Lossless Codec for Infrared or Monochrome Video
Infrared cameras such as the Electophysics PV320 provide low cost, high definition infrared images. Infrared cameras can be used to detect disturbed earth, spot heating/cooling system inefficiencies, and track targets at night. Due to the physical nature of the data collected by these cameras, it would be very desirable to be able to store the data without distortion or errors. An uncompressed frame of video is 153,600 bytes and at 30 frames per second, it would take less than six hours to completely fill a 100GB hard disk if the frame data was written in its raw form. A codec which provides lossless data compression is needed in this case for efficient data collection and storage.
Researchers at the Johns Hopkins Applied Physics Laboratory (JHU/APL) have developed a lossless (i.e. the original 14-bit data can be exactly resorted from the recorded video stream) codec to compress this type of video data. A capture program has been written using this codec to provide data compression. The codec uses a technique called arithmetic coding to compress video data.

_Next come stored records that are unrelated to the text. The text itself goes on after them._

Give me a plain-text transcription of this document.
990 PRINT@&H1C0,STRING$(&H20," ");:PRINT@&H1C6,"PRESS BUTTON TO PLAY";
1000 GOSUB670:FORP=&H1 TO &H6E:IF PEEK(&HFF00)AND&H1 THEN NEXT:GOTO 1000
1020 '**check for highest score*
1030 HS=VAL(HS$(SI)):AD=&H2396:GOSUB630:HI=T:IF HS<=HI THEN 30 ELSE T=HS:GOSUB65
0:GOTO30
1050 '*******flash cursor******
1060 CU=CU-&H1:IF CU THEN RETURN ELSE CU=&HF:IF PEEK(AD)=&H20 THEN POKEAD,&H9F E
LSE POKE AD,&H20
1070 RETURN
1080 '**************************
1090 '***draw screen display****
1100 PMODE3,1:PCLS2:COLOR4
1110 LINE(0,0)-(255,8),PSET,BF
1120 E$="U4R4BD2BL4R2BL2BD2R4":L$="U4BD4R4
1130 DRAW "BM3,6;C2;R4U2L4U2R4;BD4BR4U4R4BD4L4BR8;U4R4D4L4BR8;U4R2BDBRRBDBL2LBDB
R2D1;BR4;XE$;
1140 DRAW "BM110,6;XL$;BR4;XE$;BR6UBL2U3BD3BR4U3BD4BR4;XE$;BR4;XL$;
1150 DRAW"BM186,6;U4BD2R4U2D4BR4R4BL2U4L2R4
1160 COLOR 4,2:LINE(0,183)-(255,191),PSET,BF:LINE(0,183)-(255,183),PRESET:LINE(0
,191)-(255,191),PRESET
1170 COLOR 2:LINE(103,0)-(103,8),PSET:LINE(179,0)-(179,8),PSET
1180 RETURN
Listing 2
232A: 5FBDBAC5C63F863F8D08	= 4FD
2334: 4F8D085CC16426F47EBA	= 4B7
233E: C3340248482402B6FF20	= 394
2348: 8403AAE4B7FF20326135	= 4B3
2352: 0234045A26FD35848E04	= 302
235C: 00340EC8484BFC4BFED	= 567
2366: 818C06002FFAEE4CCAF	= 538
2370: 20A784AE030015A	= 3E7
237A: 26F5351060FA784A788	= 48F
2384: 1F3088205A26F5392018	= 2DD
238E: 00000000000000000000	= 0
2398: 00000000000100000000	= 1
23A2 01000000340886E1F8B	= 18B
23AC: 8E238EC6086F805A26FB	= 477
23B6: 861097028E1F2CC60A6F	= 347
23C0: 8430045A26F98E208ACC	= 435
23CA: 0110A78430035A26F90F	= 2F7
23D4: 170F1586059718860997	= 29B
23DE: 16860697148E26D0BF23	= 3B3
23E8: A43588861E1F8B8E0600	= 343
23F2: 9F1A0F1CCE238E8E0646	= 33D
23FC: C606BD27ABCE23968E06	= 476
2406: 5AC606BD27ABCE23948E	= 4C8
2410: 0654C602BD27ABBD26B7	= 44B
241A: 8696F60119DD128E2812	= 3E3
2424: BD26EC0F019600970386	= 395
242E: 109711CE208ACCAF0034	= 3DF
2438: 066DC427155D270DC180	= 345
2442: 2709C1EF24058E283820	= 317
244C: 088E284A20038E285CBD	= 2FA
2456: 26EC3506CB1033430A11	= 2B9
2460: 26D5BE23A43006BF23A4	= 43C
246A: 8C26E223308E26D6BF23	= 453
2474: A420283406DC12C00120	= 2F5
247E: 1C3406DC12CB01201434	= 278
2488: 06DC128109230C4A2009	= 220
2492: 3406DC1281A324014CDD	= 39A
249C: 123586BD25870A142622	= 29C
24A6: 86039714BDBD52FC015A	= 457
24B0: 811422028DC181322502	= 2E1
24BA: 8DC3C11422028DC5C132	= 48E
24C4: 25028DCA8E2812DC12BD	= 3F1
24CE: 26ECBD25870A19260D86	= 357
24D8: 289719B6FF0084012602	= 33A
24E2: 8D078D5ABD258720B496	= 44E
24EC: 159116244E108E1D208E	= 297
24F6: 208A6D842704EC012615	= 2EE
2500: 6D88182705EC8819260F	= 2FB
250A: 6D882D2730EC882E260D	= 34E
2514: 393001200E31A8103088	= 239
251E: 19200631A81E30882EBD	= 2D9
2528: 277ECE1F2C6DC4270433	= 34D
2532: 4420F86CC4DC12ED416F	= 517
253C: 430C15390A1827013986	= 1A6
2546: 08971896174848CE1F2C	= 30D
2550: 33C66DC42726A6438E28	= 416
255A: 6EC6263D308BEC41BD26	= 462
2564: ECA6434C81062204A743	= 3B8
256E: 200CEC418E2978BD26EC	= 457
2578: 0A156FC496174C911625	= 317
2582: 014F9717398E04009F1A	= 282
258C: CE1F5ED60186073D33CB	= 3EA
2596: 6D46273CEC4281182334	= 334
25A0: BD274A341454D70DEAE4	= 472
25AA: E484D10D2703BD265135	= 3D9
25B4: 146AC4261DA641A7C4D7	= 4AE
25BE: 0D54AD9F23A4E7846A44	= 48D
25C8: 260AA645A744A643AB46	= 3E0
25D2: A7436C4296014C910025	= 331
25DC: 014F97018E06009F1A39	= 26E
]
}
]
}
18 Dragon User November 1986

Arithmetic coding represents a stream of compressed data as a single floating-point number of arbitrary precision. Because real floating-point numbers have very specific, limited precision, the algorithm is actually implemented using integer arithmetic. This codec can compress this data at a 50% ratio, which is comparable to general purpose codecs that are commonly available but are lossy. Computational loading for this codec is low enough to permit real-time recording for the intended infrared sensor.
We are seeking a commercial transition licensee, either a start-up or an existing company, focusing on non-US Government customers who can successfully commercialize this IP.
Patent Status: U.S. patent(s) 8,817,875 issued.